Cet accord a été condamné par plusieurs pays, dont la Grèce et Chypre.

La Grèce a d’ailleurs ensuite expulsé l’ambassadeur libyen.

La Grèce, comme l’Égypte et Chypre, juge cet accord contraire au droit international, arguant notamment qu’il n’existe pas de frontière entre la Libye et la Turquie.

 

Ces pays craignent surtout qu’Ankara ne s’appuie sur l’accord pour effectuer de nouveaux forages en mer, qu’ils jugent illégaux.

En effet, l’accord permet à Ankara de revendiquer des droits sur de vastes zones en Méditerranée orientale.

 

C’est la riposte de la Turquie à la création en janvier d’un forum de la Méditerranée orientale sur le gaz, dont Ankara a été exclu, lors d’une réunion de représentants de Chypre, de la Grèce, d’Israël, de l’Egypte, de l’Italie, de la Jordanie et des territoires palestiniens.

 

Menacée de sanctions par l’Union européenne pour ses forages illégaux réalisés au large de Chypre, la Turquie entend s’appuyer sur son accord avec la Libye pour mettre fin à son isolement en Méditerranée orientale et faire valoir des droits sur l’exploitation des hydrocarbures.

 

 

Des actions militaires à craindre ?

 

À Athènes, la Grèce, Chypre et Israël ont signé le 2 janvier un accord portant sur la création du gazoduc baptisé « EastMed ». Un projet d’infrastructure dont la Grèce a souligné « l’importance géostratégique » pour la Méditerranée orientale.

 

Aux yeux d’Athènes, le futur EastMed, qui devrait permettre d’alimenter en gaz plusieurs pays du sud de l’Europe, représente davantage qu’un simple projet énergétique. Le Premier ministre grec Kyriakos Mitsotakis a en effet aussi évoqué la dimension sécuritaire de l’exploitation du gaz. Et ce, en s’adressant à mots voilés à la Turquie voisine.

 

Il faut dire que la Turquie est très offensive.
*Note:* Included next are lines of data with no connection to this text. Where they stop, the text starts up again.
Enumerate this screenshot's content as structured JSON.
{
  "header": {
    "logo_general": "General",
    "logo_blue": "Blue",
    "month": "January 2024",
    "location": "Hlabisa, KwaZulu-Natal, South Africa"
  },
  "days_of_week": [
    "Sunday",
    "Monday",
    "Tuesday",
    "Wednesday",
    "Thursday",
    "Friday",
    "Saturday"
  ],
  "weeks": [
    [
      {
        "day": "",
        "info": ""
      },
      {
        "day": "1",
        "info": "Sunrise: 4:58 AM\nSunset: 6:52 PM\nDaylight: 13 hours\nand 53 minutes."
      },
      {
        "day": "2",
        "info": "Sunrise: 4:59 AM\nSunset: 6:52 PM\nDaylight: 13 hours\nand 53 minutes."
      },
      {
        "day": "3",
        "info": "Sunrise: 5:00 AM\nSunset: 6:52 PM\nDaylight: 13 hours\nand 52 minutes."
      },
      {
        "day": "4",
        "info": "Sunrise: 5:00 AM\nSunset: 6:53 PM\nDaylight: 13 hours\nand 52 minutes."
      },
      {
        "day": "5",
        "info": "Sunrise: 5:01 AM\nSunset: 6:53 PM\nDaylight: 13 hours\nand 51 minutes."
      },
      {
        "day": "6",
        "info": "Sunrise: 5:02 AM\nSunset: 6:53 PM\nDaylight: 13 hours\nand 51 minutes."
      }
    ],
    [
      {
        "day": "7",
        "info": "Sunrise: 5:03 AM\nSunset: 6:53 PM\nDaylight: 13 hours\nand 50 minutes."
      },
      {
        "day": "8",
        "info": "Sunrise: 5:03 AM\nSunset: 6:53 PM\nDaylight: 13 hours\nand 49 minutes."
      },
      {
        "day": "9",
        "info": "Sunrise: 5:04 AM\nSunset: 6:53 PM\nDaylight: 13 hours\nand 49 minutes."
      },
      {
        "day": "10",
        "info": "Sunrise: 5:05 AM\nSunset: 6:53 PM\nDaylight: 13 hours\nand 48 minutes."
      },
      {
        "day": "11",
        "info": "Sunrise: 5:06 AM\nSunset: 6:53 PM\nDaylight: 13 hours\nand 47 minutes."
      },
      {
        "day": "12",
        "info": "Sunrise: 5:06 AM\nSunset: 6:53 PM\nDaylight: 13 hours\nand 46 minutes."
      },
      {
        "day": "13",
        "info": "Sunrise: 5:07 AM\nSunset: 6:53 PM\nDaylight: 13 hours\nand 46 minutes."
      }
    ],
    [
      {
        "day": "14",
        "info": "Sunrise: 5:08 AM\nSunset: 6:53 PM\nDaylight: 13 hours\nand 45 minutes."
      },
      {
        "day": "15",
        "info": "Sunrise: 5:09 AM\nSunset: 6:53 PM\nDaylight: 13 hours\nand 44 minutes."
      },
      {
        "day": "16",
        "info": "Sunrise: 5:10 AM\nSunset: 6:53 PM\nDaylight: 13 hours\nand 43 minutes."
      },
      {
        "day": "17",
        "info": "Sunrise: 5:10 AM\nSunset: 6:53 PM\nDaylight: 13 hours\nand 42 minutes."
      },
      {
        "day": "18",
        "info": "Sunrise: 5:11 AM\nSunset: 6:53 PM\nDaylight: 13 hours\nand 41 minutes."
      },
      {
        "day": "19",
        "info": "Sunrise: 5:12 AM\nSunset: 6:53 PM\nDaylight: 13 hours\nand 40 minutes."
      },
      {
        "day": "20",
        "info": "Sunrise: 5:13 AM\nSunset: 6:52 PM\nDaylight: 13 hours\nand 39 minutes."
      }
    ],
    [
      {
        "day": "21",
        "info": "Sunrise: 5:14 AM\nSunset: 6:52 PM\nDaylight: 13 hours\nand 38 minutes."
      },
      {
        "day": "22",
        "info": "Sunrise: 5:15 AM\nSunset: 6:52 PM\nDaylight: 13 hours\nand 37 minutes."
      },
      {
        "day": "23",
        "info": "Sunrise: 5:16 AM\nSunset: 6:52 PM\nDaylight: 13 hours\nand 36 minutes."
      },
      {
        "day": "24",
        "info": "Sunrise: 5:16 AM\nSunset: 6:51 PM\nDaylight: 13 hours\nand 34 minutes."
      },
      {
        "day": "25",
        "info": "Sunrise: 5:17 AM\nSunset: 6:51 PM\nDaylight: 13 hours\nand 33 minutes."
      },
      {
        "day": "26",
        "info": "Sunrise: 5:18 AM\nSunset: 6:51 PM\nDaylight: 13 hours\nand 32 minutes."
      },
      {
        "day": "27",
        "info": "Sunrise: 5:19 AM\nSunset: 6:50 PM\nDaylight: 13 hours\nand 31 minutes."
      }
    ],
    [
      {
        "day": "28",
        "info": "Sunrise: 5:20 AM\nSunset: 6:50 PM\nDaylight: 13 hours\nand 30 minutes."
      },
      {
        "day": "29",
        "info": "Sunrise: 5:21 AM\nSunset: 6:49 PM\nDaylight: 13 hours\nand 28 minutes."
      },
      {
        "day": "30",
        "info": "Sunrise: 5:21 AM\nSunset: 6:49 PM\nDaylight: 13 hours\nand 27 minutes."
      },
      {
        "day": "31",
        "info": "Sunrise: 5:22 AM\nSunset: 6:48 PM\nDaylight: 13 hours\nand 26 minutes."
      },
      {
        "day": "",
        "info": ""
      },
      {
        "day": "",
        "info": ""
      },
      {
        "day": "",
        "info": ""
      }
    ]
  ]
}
Un drone armé turc a atterri mi-décembre à Chypre-nord où il sera stationné.

Chypre-Nord reste sous l’influence écrasante du “grand frère” turc.

 

D’autre part, en novembre, République de Chypre a fait l’acquisition de 4 drones israéliens.

Cela afin d’améliorer la surveillance de sa zone économique exclusive (ZEE), où des compagnies internationales mènent les explorations à la recherche d’hydrocarbures.

 

Les autorités chypriotes avaient dénoncé une “grave escalade des violations” de ses droits souverains par la Turquie. Selon Nicosie, la Turquie a envoyé un nouveau navire de forage dans sa ZEE, et plus particulièrement un bloc dont les licences d’exploitation ont déjà été attribuées en septembre par la République de Chypre aux géants énergétiques français et italien.

 

Ankara a envoyé plusieurs navires de forage ces derniers mois au large de Chypre malgré des avertissements de Washington et de l’Union européenne.

L’UE a adopté mi-juillet une série de mesures politiques et financières visant à sanctionner la poursuite de ces forages.